Grayback Mountain (near Applegate, Ore.)

Rating (Out of 5): 4.5

Location: Near Applegate, Ore.

Distance: From lower trailhead, 3.6 miles round-trip to Grayback Meadows, 5.8 to summit. From upper trailhead, 2.6 miles to Grayback Meadows, 4.8 to summit.

Difficulty: moderate/hard

Camping: Yes

Quick hit: This glorious trail weaves through an old-growth forest before stopping at Grayback Meadows, which during the early spring is packed with a bright array of wildflowers and views of the Applegate Valley. The lower trailhead adds a mile to the hike, but follows a nice little stream and so, if you’re up to it, it worth the extra effort. In the Grayback Meadows area there is a snow survey cabin that’s worth checking out, along with the charred remains of the Krause Cabin, which burned down in 2002.

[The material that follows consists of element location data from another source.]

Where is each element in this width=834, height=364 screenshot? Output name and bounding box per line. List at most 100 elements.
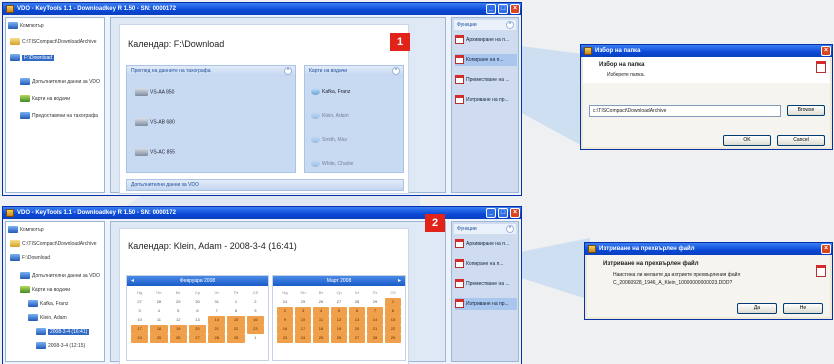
minimize-button[interactable]: _	[486, 208, 496, 218]
dialog-body: Избор на папка Изберете папка. c:\TISCom…	[583, 57, 830, 147]
tree-item-driver[interactable]: Klein, Adam	[28, 312, 67, 324]
dialog-header: Избор на папка Изберете папка.	[583, 57, 830, 83]
drive-icon	[10, 54, 20, 62]
window-titlebar[interactable]: VDO - KeyTools 1.1 - Downloadkey R 1.50 …	[3, 3, 521, 15]
close-button[interactable]: ×	[821, 46, 831, 56]
task-move[interactable]: Преместване на ...	[455, 278, 510, 290]
minimize-button[interactable]: _	[486, 4, 496, 14]
dialog-title: Изтриване на прехвърлен файл	[599, 246, 695, 252]
task-archive[interactable]: Архивиране на п...	[455, 238, 509, 250]
dialog-title: Избор на папка	[595, 48, 641, 54]
dialog-body: Изтриване на прехвърлен файл Наистина ли…	[587, 255, 830, 317]
collapse-icon[interactable]: ^	[284, 67, 292, 75]
computer-icon	[8, 22, 18, 30]
collapse-icon[interactable]: ^	[506, 225, 514, 233]
move-icon	[455, 75, 464, 85]
calendar-header: ◂ Февруари 2008	[127, 276, 268, 286]
prev-month-icon[interactable]: ◂	[131, 276, 134, 286]
driver-item[interactable]: White, Charlie	[311, 160, 353, 167]
tree-item-tachograph[interactable]: Предоставяни на тахографа	[20, 110, 98, 122]
dialog-titlebar[interactable]: Избор на папка ×	[581, 45, 832, 57]
copy-icon	[455, 259, 464, 269]
tree-item-driver[interactable]: Kafka, Franz	[28, 298, 68, 310]
section-extra-header[interactable]: Допълнителни данни за VDO	[127, 180, 403, 190]
task-move[interactable]: Преместване на ...	[455, 74, 510, 86]
folder-tree[interactable]: Компютър C:\TISCompact\DownloadArchive F…	[5, 221, 105, 362]
step-badge-2: 2	[425, 214, 445, 232]
archive-icon	[455, 239, 464, 249]
tree-item-computer[interactable]: Компютър	[8, 224, 44, 236]
tree-item-download[interactable]: F:\Download	[10, 252, 50, 264]
dialog-heading: Изтриване на прехвърлен файл	[603, 261, 699, 267]
dialog-subtitle: Изберете папка.	[607, 72, 645, 78]
scan-item[interactable]: VS-AA 850	[135, 88, 174, 96]
content-panel: Календар: Klein, Adam - 2008-3-4 (16:41)…	[119, 228, 409, 364]
driver-item[interactable]: Kafka, Franz	[311, 88, 350, 95]
collapse-icon[interactable]: ^	[392, 67, 400, 75]
driver-card-icon	[311, 136, 320, 143]
tachograph-icon	[135, 148, 148, 156]
section-extra: Допълнителни данни за VDO	[126, 179, 404, 191]
section-drivers-header[interactable]: Карти на водачи ^	[305, 66, 403, 76]
calendar-panel: Календар: Klein, Adam - 2008-3-4 (16:41)…	[110, 221, 446, 364]
section-scans-header[interactable]: Преглед на данните на тахографа ^	[127, 66, 295, 76]
calendar-month-2[interactable]: Март 2008 ▸ Нд Пн Вт Ср Чт Пт Сб 24 25 26 27 28 29 1 …	[272, 275, 406, 361]
section-drivers: Карти на водачи ^ Kafka, Franz Klein, Ada…	[304, 65, 404, 173]
tree-item-vdo-data[interactable]: Допълнителни данни за VDO	[20, 76, 100, 88]
task-pane-header[interactable]: Функции ^	[454, 224, 516, 234]
collapse-icon[interactable]: ^	[506, 21, 514, 29]
tree-item-driver-cards[interactable]: Карти на водачи	[20, 93, 70, 105]
maximize-button[interactable]: □	[498, 208, 508, 218]
calendar-grid[interactable]: Нд Пн Вт Ср Чт Пт Сб 24 25 26 27 28 29 1 2345678 9 10…	[276, 289, 402, 343]
tree-item-file[interactable]: 2008-3-4 (12:15)	[36, 340, 85, 352]
tree-item-download[interactable]: F:\Download	[10, 52, 55, 64]
delete-icon	[455, 299, 464, 309]
tree-item-computer[interactable]: Компютър	[8, 20, 44, 32]
folder-path-input[interactable]: c:\TISCompact\DownloadArchive	[589, 105, 781, 117]
app-icon	[6, 5, 14, 13]
app-icon	[584, 47, 592, 55]
close-button[interactable]: ×	[510, 4, 520, 14]
drive-icon	[10, 240, 20, 248]
folder-icon	[20, 78, 30, 86]
tree-item-archive[interactable]: C:\TISCompact\DownloadArchive	[10, 238, 96, 250]
maximize-button[interactable]: □	[498, 4, 508, 14]
task-archive[interactable]: Архивиране на п...	[455, 34, 509, 46]
task-copy[interactable]: Копиране на п...	[455, 54, 517, 66]
calendar-grid[interactable]: Нд Пн Вт Ср Чт Пт Сб 27 28 29 30 31 1 2 3456789 10 11…	[130, 289, 265, 343]
driver-item[interactable]: Klein, Adam	[311, 112, 349, 119]
driver-item[interactable]: Smith, Max	[311, 136, 347, 143]
tree-item-driver-cards[interactable]: Карти на водачи	[20, 284, 70, 296]
computer-icon	[8, 226, 18, 234]
folder-tree[interactable]: Компютър C:\TISCompact\DownloadArchive F…	[5, 17, 105, 193]
scan-item[interactable]: VS-AC 855	[135, 148, 175, 156]
dialog-message: Наистина ли желаете да изтриете прехвърл…	[613, 272, 741, 278]
copy-icon	[455, 55, 464, 65]
ok-button[interactable]: OK	[723, 135, 771, 146]
no-button[interactable]: Не	[783, 303, 823, 314]
folder-task-icon	[816, 61, 826, 73]
drive-icon	[10, 254, 20, 262]
cancel-button[interactable]: Cancel	[777, 135, 825, 146]
task-copy[interactable]: Копиране на п...	[455, 258, 504, 270]
calendar-header: Март 2008 ▸	[273, 276, 405, 286]
dialog-titlebar[interactable]: Изтриване на прехвърлен файл ×	[585, 243, 832, 255]
yes-button[interactable]: Да	[737, 303, 777, 314]
drive-icon	[10, 38, 20, 46]
folder-icon	[20, 286, 30, 294]
driver-card-icon	[28, 314, 38, 322]
task-delete[interactable]: Изтриване на пр...	[455, 94, 509, 106]
task-pane: Функции ^ Архивиране на п... Копиране на …	[451, 221, 519, 362]
tree-item-file-selected[interactable]: 2008-3-4 (16:41)	[36, 326, 90, 338]
close-button[interactable]: ×	[510, 208, 520, 218]
tree-item-vdo-data[interactable]: Допълнителни данни за VDO	[20, 270, 100, 282]
main-window-top: VDO - KeyTools 1.1 - Downloadkey R 1.50 …	[2, 2, 522, 196]
browse-button[interactable]: Browse	[787, 105, 825, 116]
close-button[interactable]: ×	[821, 244, 831, 254]
tree-item-archive[interactable]: C:\TISCompact\DownloadArchive	[10, 36, 96, 48]
scan-item[interactable]: VS-AB 680	[135, 118, 175, 126]
task-pane-header[interactable]: Функции ^	[454, 20, 516, 30]
calendar-month-1[interactable]: ◂ Февруари 2008 Нд Пн Вт Ср Чт Пт Сб 27 28 29 30 31…	[126, 275, 269, 361]
task-delete[interactable]: Изтриване на пр...	[455, 298, 517, 310]
next-month-icon[interactable]: ▸	[398, 276, 401, 286]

Reaching the summit requires a little more work, a map and compass, or a hand held GPS device.

There are a few different options, but the route I've taken runs from the Upper O'Brian Creek Trailhead for 0.9 miles to a trail junction. At the junction, go right and in 1.2 miles reach the Boundary Trail junction. From here, go left 133 feet and head off-trail to the right, climbing southwest through a grassy meadow toward a silver-gray peak 342 feet above. From the silver-gray peak, follow a faint trail through a wooded area and bushwhack and climb the final 559 feet and 0.8 miles to the summit.

The off-trail section climbs 901 feet in one mile and is not easy (the colony of black flies that call the summit home are particularly annoying). But from the summit, the view extends to the Pacific Ocean and includes the Red Buttes, Siskiyou Wilderness and Mount Shasta, to name just a few.

Directions: Follow Highway 238 south of Grants Pass for 11.5 miles to the green bridge over the Applegate, just before the town of Applegate. At the bridge turn south on Thompson Creek Road for 11.9 miles. Where pavement ends at a pass, turn sharply to the right past an “O’Brien Creek Trail” sign onto Road 1005. Follow this gravel road 2.3 miles to the lower O’Brien Creek trailhead on the left. Stop here for access to the lower trailhead. Continue another 1.7 miles uphill to the upper trailhead. From the upper trailhead, the trail begins along an old roadbed.